Indie Publishing: It takes a village?

I’ve said here and elsewhere, many times before, that it takes a lot of money to self-publish a book. You can write one for only the cost of your time, but to involve professional editors, designers, printers, and possibly even marketers is to commit several thousands of dollars of your own money to do it right.

I make a living by editing books. If I am correcting your novel line-by-line, I cost about $2000.  I usually pay a competent designer between $1100 and $1300 to typeset that book and design its cover. Then I will charge you $150 to write your flap copy and press release. (I know it’s a faux pas to talk about money in public. Tsk, tsk.

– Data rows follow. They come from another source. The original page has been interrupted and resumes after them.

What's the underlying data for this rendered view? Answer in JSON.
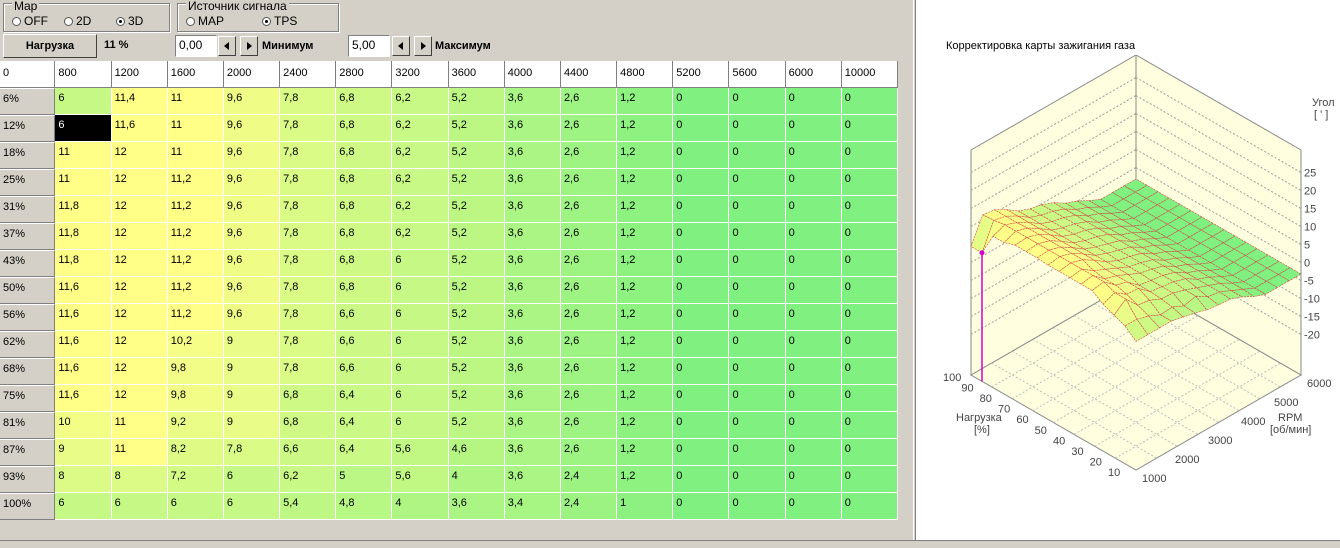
{
  "map_group": {
    "title": "Map",
    "options": [
      {
        "label": "OFF",
        "selected": false
      },
      {
        "label": "2D",
        "selected": false
      },
      {
        "label": "3D",
        "selected": true
      }
    ]
  },
  "source_group": {
    "title": "Источник сигнала",
    "options": [
      {
        "label": "MAP",
        "selected": false
      },
      {
        "label": "TPS",
        "selected": true
      }
    ]
  },
  "load": {
    "button_label": "Нагрузка",
    "value": "11 %"
  },
  "min": {
    "value": "0,00",
    "label": "Минимум"
  },
  "max": {
    "value": "5,00",
    "label": "Максимум"
  },
  "table": {
    "corner": "0",
    "columns": [
      "800",
      "1200",
      "1600",
      "2000",
      "2400",
      "2800",
      "3200",
      "3600",
      "4000",
      "4400",
      "4800",
      "5200",
      "5600",
      "6000",
      "10000"
    ],
    "rows": [
      {
        "label": "6%",
        "cells": [
          "6",
          "11,4",
          "11",
          "9,6",
          "7,8",
          "6,8",
          "6,2",
          "5,2",
          "3,6",
          "2,6",
          "1,2",
          "0",
          "0",
          "0",
          "0"
        ]
      },
      {
        "label": "12%",
        "cells": [
          "6",
          "11,6",
          "11",
          "9,6",
          "7,8",
          "6,8",
          "6,2",
          "5,2",
          "3,6",
          "2,6",
          "1,2",
          "0",
          "0",
          "0",
          "0"
        ]
      },
      {
        "label": "18%",
        "cells": [
          "11",
          "12",
          "11",
          "9,6",
          "7,8",
          "6,8",
          "6,2",
          "5,2",
          "3,6",
          "2,6",
          "1,2",
          "0",
          "0",
          "0",
          "0"
        ]
      },
      {
        "label": "25%",
        "cells": [
          "11",
          "12",
          "11,2",
          "9,6",
          "7,8",
          "6,8",
          "6,2",
          "5,2",
          "3,6",
          "2,6",
          "1,2",
          "0",
          "0",
          "0",
          "0"
        ]
      },
      {
        "label": "31%",
        "cells": [
          "11,8",
          "12",
          "11,2",
          "9,6",
          "7,8",
          "6,8",
          "6,2",
          "5,2",
          "3,6",
          "2,6",
          "1,2",
          "0",
          "0",
          "0",
          "0"
        ]
      },
      {
        "label": "37%",
        "cells": [
          "11,8",
          "12",
          "11,2",
          "9,6",
          "7,8",
          "6,8",
          "6,2",
          "5,2",
          "3,6",
          "2,6",
          "1,2",
          "0",
          "0",
          "0",
          "0"
        ]
      },
      {
        "label": "43%",
        "cells": [
          "11,8",
          "12",
          "11,2",
          "9,6",
          "7,8",
          "6,8",
          "6",
          "5,2",
          "3,6",
          "2,6",
          "1,2",
          "0",
          "0",
          "0",
          "0"
        ]
      },
      {
        "label": "50%",
        "cells": [
          "11,6",
          "12",
          "11,2",
          "9,6",
          "7,8",
          "6,8",
          "6",
          "5,2",
          "3,6",
          "2,6",
          "1,2",
          "0",
          "0",
          "0",
          "0"
        ]
      },
      {
        "label": "56%",
        "cells": [
          "11,6",
          "12",
          "11,2",
          "9,6",
          "7,8",
          "6,6",
          "6",
          "5,2",
          "3,6",
          "2,6",
          "1,2",
          "0",
          "0",
          "0",
          "0"
        ]
      },
      {
        "label": "62%",
        "cells": [
          "11,6",
          "12",
          "10,2",
          "9",
          "7,8",
          "6,6",
          "6",
          "5,2",
          "3,6",
          "2,6",
          "1,2",
          "0",
          "0",
          "0",
          "0"
        ]
      },
      {
        "label": "68%",
        "cells": [
          "11,6",
          "12",
          "9,8",
          "9",
          "7,8",
          "6,6",
          "6",
          "5,2",
          "3,6",
          "2,6",
          "1,2",
          "0",
          "0",
          "0",
          "0"
        ]
      },
      {
        "label": "75%",
        "cells": [
          "11,6",
          "12",
          "9,8",
          "9",
          "6,8",
          "6,4",
          "6",
          "5,2",
          "3,6",
          "2,6",
          "1,2",
          "0",
          "0",
          "0",
          "0"
        ]
      },
      {
        "label": "81%",
        "cells": [
          "10",
          "11",
          "9,2",
          "9",
          "6,8",
          "6,4",
          "6",
          "5,2",
          "3,6",
          "2,6",
          "1,2",
          "0",
          "0",
          "0",
          "0"
        ]
      },
      {
        "label": "87%",
        "cells": [
          "9",
          "11",
          "8,2",
          "7,8",
          "6,6",
          "6,4",
          "5,6",
          "4,6",
          "3,6",
          "2,6",
          "1,2",
          "0",
          "0",
          "0",
          "0"
        ]
      },
      {
        "label": "93%",
        "cells": [
          "8",
          "8",
          "7,2",
          "6",
          "6,2",
          "5",
          "5,6",
          "4",
          "3,6",
          "2,4",
          "1,2",
          "0",
          "0",
          "0",
          "0"
        ]
      },
      {
        "label": "100%",
        "cells": [
          "6",
          "6",
          "6",
          "6",
          "5,4",
          "4,8",
          "4",
          "3,6",
          "3,4",
          "2,4",
          "1",
          "0",
          "0",
          "0",
          "0"
        ]
      }
    ],
    "selected": {
      "row": 1,
      "col": 0
    },
    "colors": {
      "high": "#ffff88",
      "low": "#80f080"
    }
  },
  "chart": {
    "title": "Корректировка карты зажигания газа",
    "z_label": "Угол",
    "z_unit": "[ ' ]",
    "z_ticks": [
      "25",
      "20",
      "15",
      "10",
      "5",
      "0",
      "-5",
      "-10",
      "-15",
      "-20"
    ],
    "load_label": "Нагрузка",
    "load_unit": "[%]",
    "load_ticks": [
      "100",
      "90",
      "80",
      "70",
      "60",
      "50",
      "40",
      "30",
      "20",
      "10"
    ],
    "rpm_label": "RPM",
    "rpm_unit": "[об/мин]",
    "rpm_ticks": [
      "1000",
      "2000",
      "3000",
      "4000",
      "5000",
      "6000"
    ],
    "cursor_color": "#d000d0"
  }
}
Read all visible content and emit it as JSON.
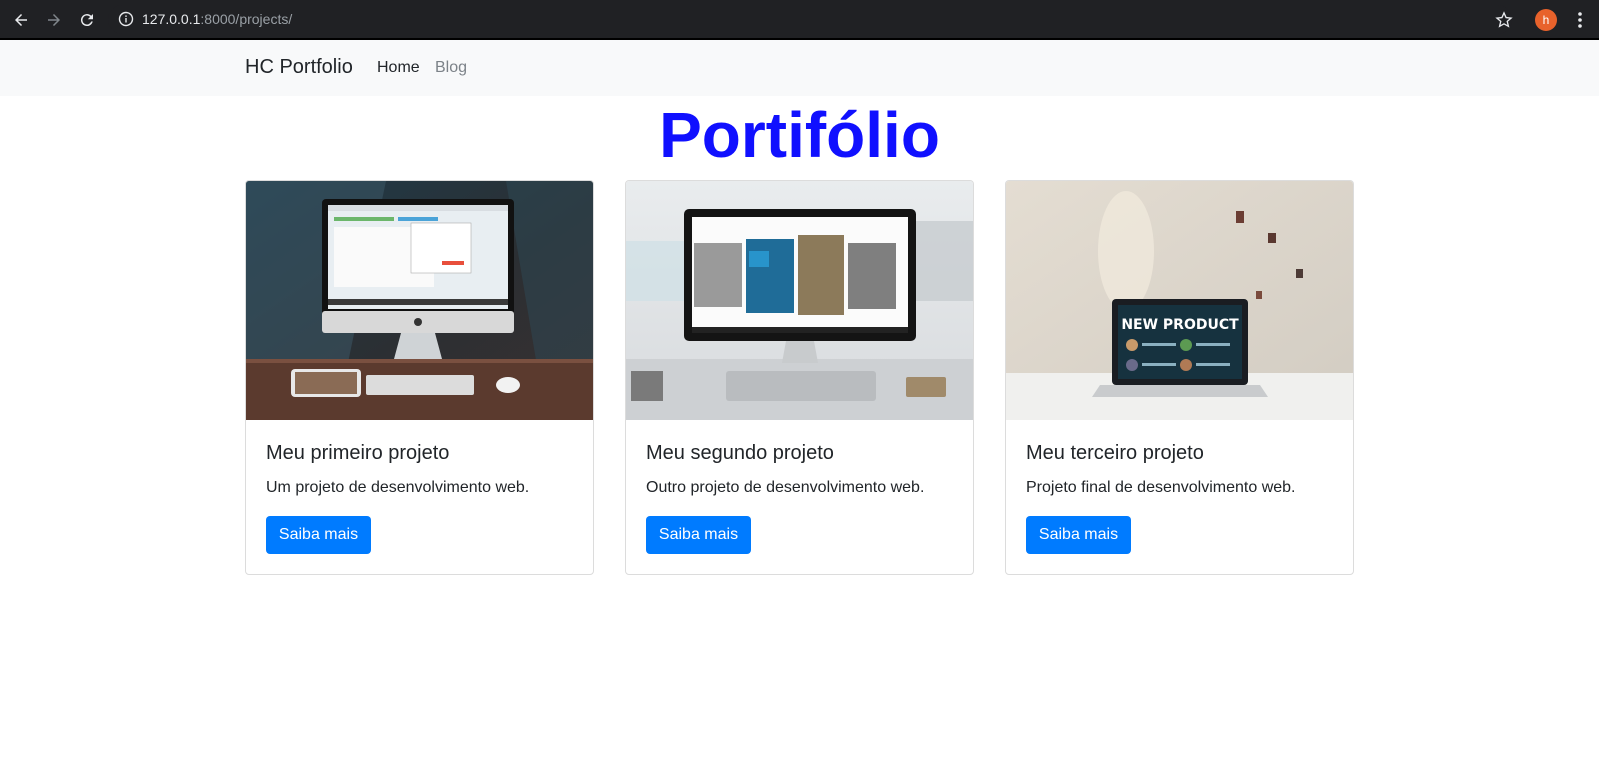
{
  "browser": {
    "url_host": "127.0.0.1",
    "url_rest": ":8000/projects/",
    "avatar_letter": "h",
    "icons": [
      "back-icon",
      "forward-icon",
      "reload-icon",
      "info-icon",
      "star-icon",
      "kebab-menu-icon"
    ]
  },
  "navbar": {
    "brand": "HC Portfolio",
    "links": [
      {
        "label": "Home",
        "active": true
      },
      {
        "label": "Blog",
        "active": false
      }
    ]
  },
  "page": {
    "title": "Portifólio",
    "title_color": "#1010ff"
  },
  "projects": [
    {
      "title": "Meu primeiro projeto",
      "description": "Um projeto de desenvolvimento web.",
      "button": "Saiba mais"
    },
    {
      "title": "Meu segundo projeto",
      "description": "Outro projeto de desenvolvimento web.",
      "button": "Saiba mais"
    },
    {
      "title": "Meu terceiro projeto",
      "description": "Projeto final de desenvolvimento web.",
      "button": "Saiba mais",
      "image_text": "NEW PRODUCT"
    }
  ],
  "colors": {
    "primary_button": "#007bff",
    "navbar_bg": "#f8f9fa",
    "browser_bg": "#202124"
  }
}
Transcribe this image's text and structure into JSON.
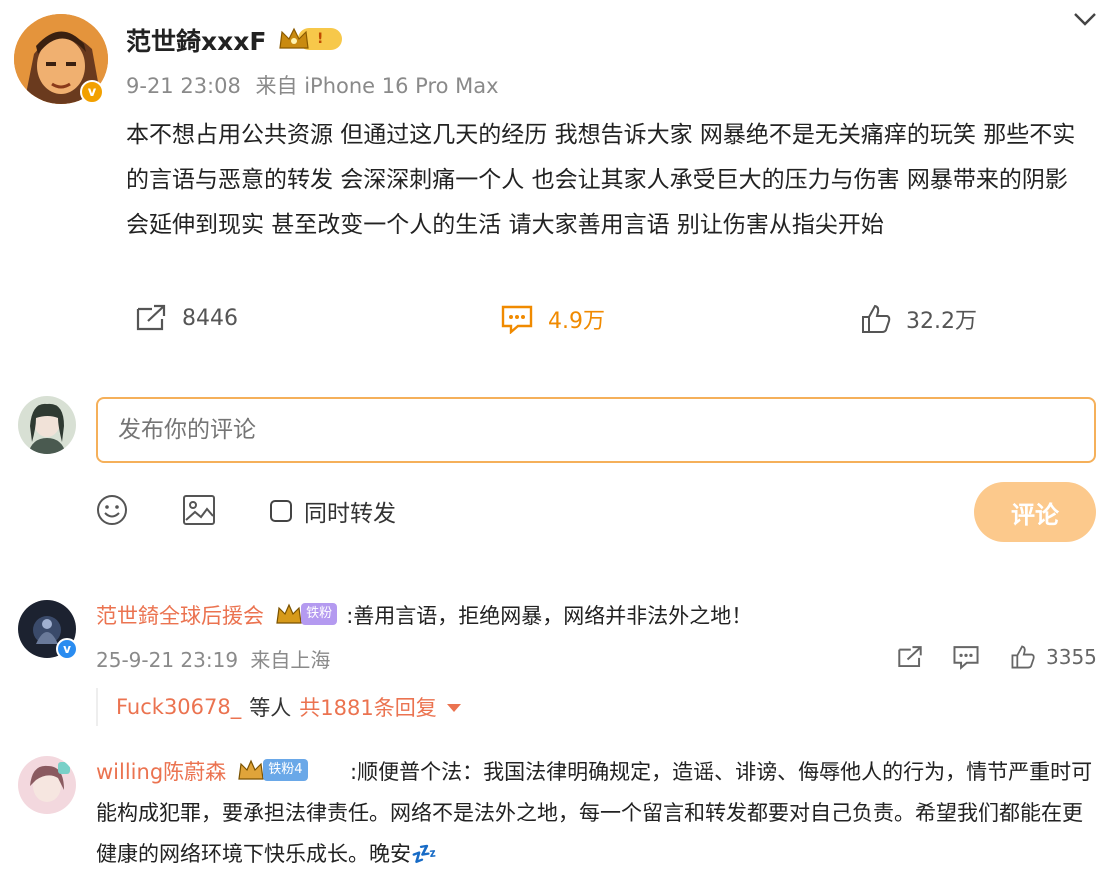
{
  "post": {
    "author": "范世錡xxxF",
    "crown_badge": "!",
    "timestamp": "9-21 23:08",
    "source": "来自 iPhone 16 Pro Max",
    "text": "本不想占用公共资源 但通过这几天的经历 我想告诉大家 网暴绝不是无关痛痒的玩笑 那些不实的言语与恶意的转发 会深深刺痛一个人 也会让其家人承受巨大的压力与伤害 网暴带来的阴影会延伸到现实 甚至改变一个人的生活 请大家善用言语 别让伤害从指尖开始",
    "verified_badge": "v",
    "reposts": "8446",
    "comments": "4.9万",
    "likes": "32.2万"
  },
  "composer": {
    "placeholder": "发布你的评论",
    "repost_label": "同时转发",
    "submit_label": "评论"
  },
  "comments": [
    {
      "user": "范世錡全球后援会",
      "badge": "铁粉",
      "text": ":善用言语，拒绝网暴，网络并非法外之地！",
      "time": "25-9-21 23:19",
      "location": "来自上海",
      "likes": "3355",
      "verified_badge": "v",
      "replies": {
        "user": "Fuck30678_",
        "middle": "等人",
        "total": "共1881条回复"
      }
    },
    {
      "user": "willing陈蔚森",
      "badge": "铁粉4",
      "text": ":顺便普个法：我国法律明确规定，造谣、诽谤、侮辱他人的行为，情节严重时可能构成犯罪，要承担法律责任。网络不是法外之地，每一个留言和转发都要对自己负责。希望我们都能在更健康的网络环境下快乐成长。晚安💤"
    }
  ],
  "colors": {
    "accent": "#f08a00",
    "username": "#eb7350",
    "button": "#fcc98c",
    "input_border": "#f5b05a"
  }
}
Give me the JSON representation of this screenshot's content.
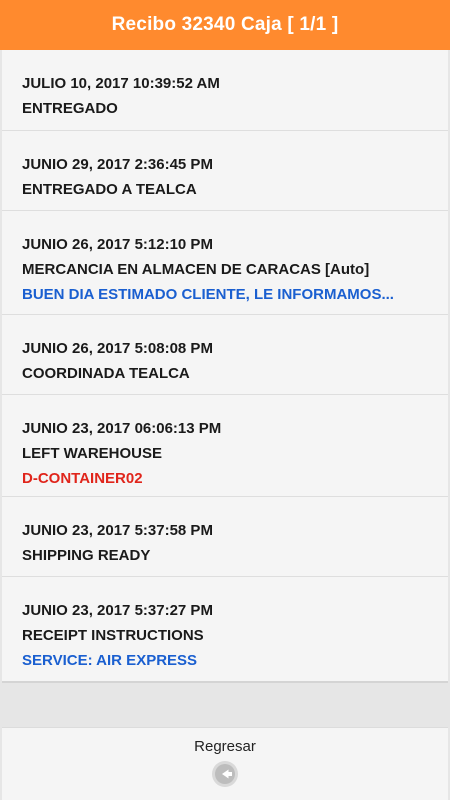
{
  "header": {
    "title": "Recibo 32340 Caja [ 1/1 ]",
    "color": "#ff8a2e"
  },
  "entries": [
    {
      "date": "JULIO 10, 2017 10:39:52 AM",
      "status": "ENTREGADO",
      "note": ""
    },
    {
      "date": "JUNIO 29, 2017 2:36:45 PM",
      "status": "ENTREGADO A TEALCA",
      "note": ""
    },
    {
      "date": "JUNIO 26, 2017 5:12:10 PM",
      "status": "MERCANCIA EN ALMACEN DE CARACAS [Auto]",
      "note": "BUEN DIA ESTIMADO CLIENTE, LE INFORMAMOS...",
      "note_color": "#1a5fd0"
    },
    {
      "date": "JUNIO 26, 2017 5:08:08 PM",
      "status": "COORDINADA TEALCA",
      "note": ""
    },
    {
      "date": "JUNIO 23, 2017 06:06:13 PM",
      "status": "LEFT WAREHOUSE",
      "note": "D-CONTAINER02",
      "note_color": "#e0251b"
    },
    {
      "date": "JUNIO 23, 2017 5:37:58 PM",
      "status": "SHIPPING READY",
      "note": ""
    },
    {
      "date": "JUNIO 23, 2017 5:37:27 PM",
      "status": "RECEIPT INSTRUCTIONS",
      "note": "SERVICE: AIR EXPRESS",
      "note_color": "#1a5fd0"
    }
  ],
  "footer": {
    "back_label": "Regresar",
    "back_icon": "back-arrow-icon"
  }
}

We writers… You can’t take us anywhere.) The result will be an attractive, well-edited book that you will be proud to share with your readers.

You can find better deals, of course. And they are still expensive. David Drazul, a fellow writer, spent a bit over $1000 in workshop fees, editing, design, and marketing costs. (See his guest blog post here.) No matter how you slice it, indie publishing is not as democratic as we biblio-revolutionaries would like it to be.

Until now? Michael Keefe posted an article last week on music website, “Kickstarter: Where Modest Dreams Can Still Come True,” that highlights yet more instances of successful crowd-funding ventures. While the concept is not exactly fresh from the fires of a new economy (TIME published an article on it in 2008, and it has been around for at least ten years), it offers some hope for the cash-strapped genius in all of us. By posting your project on a site like, people anywhere can read about it and donate a minimum of $1 in support of it. Some of the site users’ current writing projects include zines and a translation of “Uruguayan poet Marosa di Giorgio’s 1965 masterpiece, The History of Violets.

The concept is appealing. With over 95 percent of its revenue going directly to the artist, writer, or filmmaker, a crowd-funding site can offset the cost of a worthy project. Besides that, it also involves the public in the arts and creates a sense of ownership–supporting an idea that I am personally attached to, namely that the arts are a dialogue, not a talent show.